In the Israeli newspapers of the next day it was very difficult to find any trace or reference to the death of three year old Hala Al Buheiry. Her photo did not appear on the front pages, nor was it to be found on any page. Also in the banner headlines telling of the army’s retaliation in Gaza her death was not mentioned.  Those who read newspaper reports carefully without missing a word could find, buried inconspicuously among many other details, a reference that "the Palestinians assert that a child of three was killed”. Not an objective fact. It is something which the Palestinians assert.

What was the name of the girl? Who were the members of her family? How did it happened, exactly?

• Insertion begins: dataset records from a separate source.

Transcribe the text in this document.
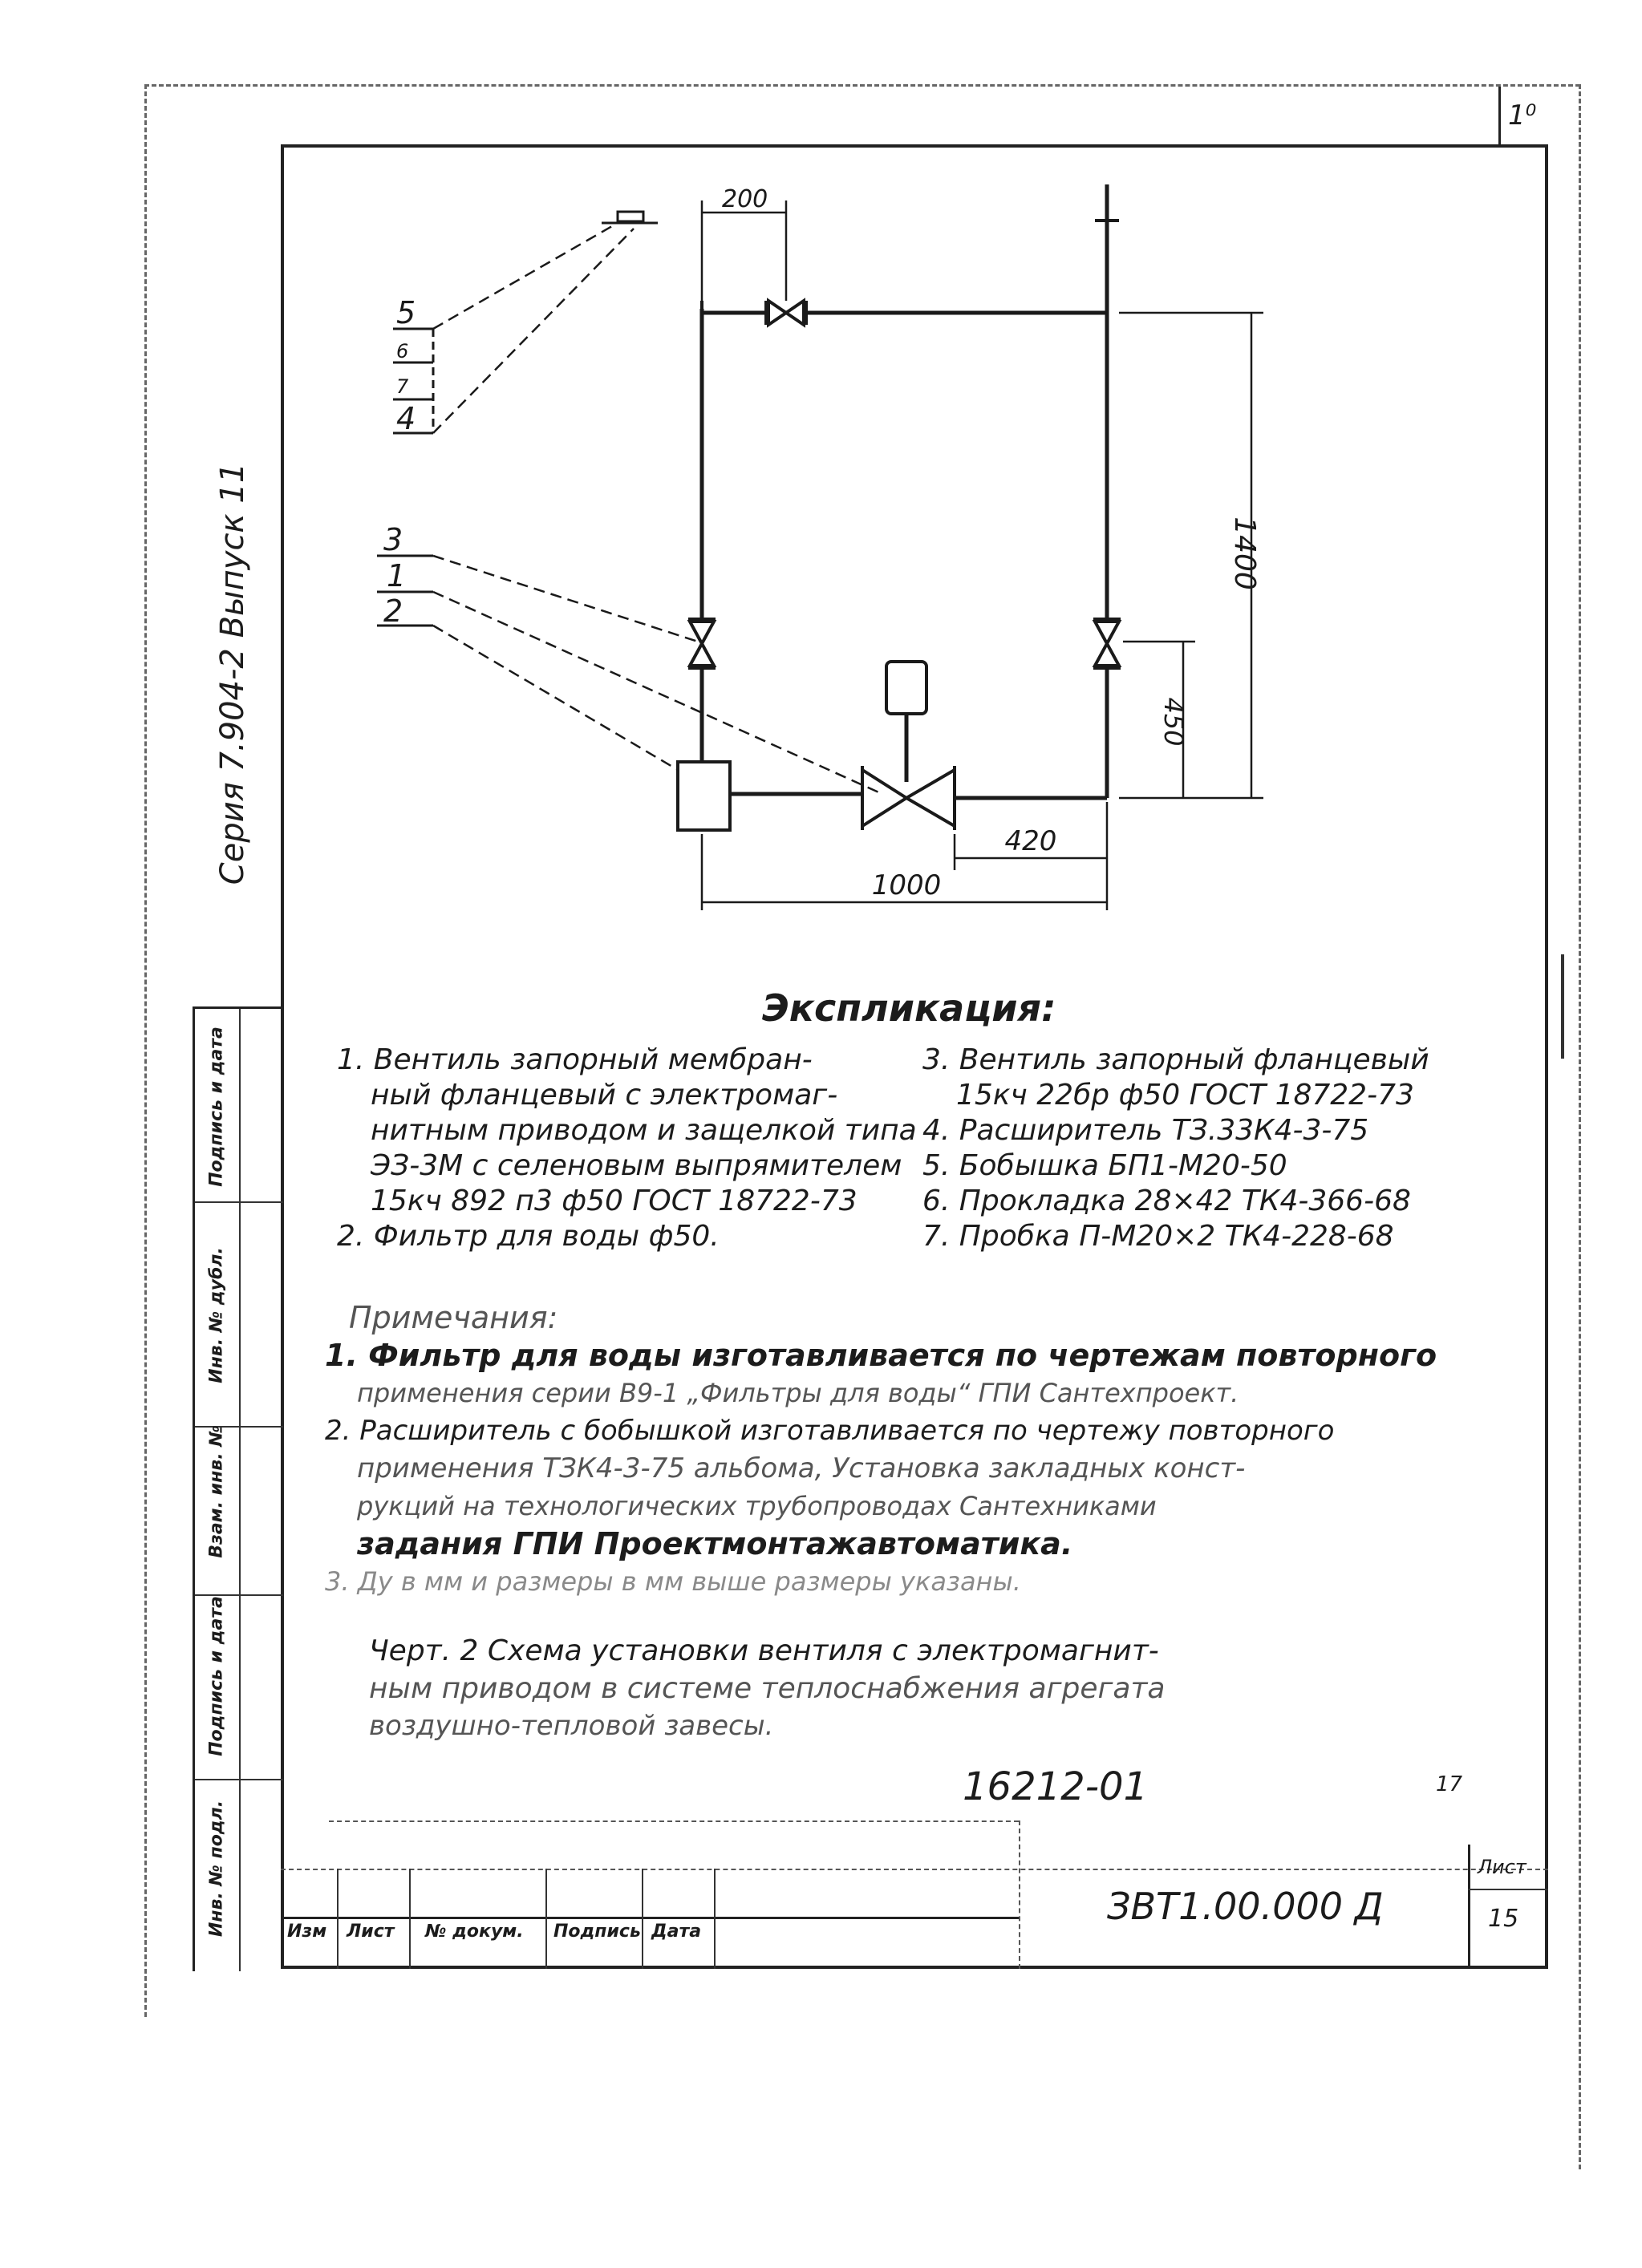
1⁰
Серия 7.904-2 Выпуск 11
Инв. № подл.
Подпись и дата
Взам. инв. №
Инв. № дубл.
Подпись и дата
5
6
7
4
3
1
2
200
1400
450
420
1000
Экспликация:
1. Вентиль запорный мембран-
ный фланцевый с электромаг-
нитным приводом и защелкой типа
ЭЗ-3М с селеновым выпрямителем
15кч 892 п3 ф50 ГОСТ 18722-73
2. Фильтр для воды ф50.
3. Вентиль запорный фланцевый
15кч 22бр ф50 ГОСТ 18722-73
4. Расширитель ТЗ.33К4-3-75
5. Бобышка БП1-М20-50
6. Прокладка 28×42 ТК4-366-68
7. Пробка П-М20×2 ТК4-228-68
Примечания:
1. Фильтр для воды изготавливается по чертежам повторного
применения серии В9-1 „Фильтры для воды“ ГПИ Сантехпроект.
2. Расширитель с бобышкой изготавливается по чертежу повторного
применения ТЗК4-3-75 альбома, Установка закладных конст-
рукций на технологических трубопроводах Сантехниками
задания ГПИ Проектмонтажавтоматика.
3. Ду в мм и размеры в мм выше размеры указаны.
Черт. 2 Схема установки вентиля с электромагнит-
ным приводом в системе теплоснабжения агрегата
воздушно-тепловой завесы.
16212-01	17
Изм Лист № докум. Подпись Дата
ЗВТ1.00.000 Д
Лист
15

Those who wanted such needed to access the Palestinian news sites. Technically, that is very easy for anyone whose computer in connected online, a click with the computer mouse is enough . But very few Israelis even consider looking in Palestinian news sites .

What did get the wide attention of the media were the reports of a high alert in the Gaza Border region, in expectation of a Palestinian retaliation. Long-suffering border communities made feverish preparation, and the army  placed batteries of the Iron Dome anti-missile-missile as far away as Be'er Sheva, and that army prepared for a new round of major. But in recent weeks the Palestinians in the Gaza Strip have already suffered greatly from the devastating combination of torrential rains and floods, of the long standing Israeli siege and of the Egyptian military regime’s manifest hostility towards the Hamas government in Gaza.  From the Strip came only a symbolic response to the death of the little Hala Al-Boheiry, two rockets fired at night towards Israeli fields, causing no casualties or damage. Escalation was halted . At least in that sector, at least for the time being.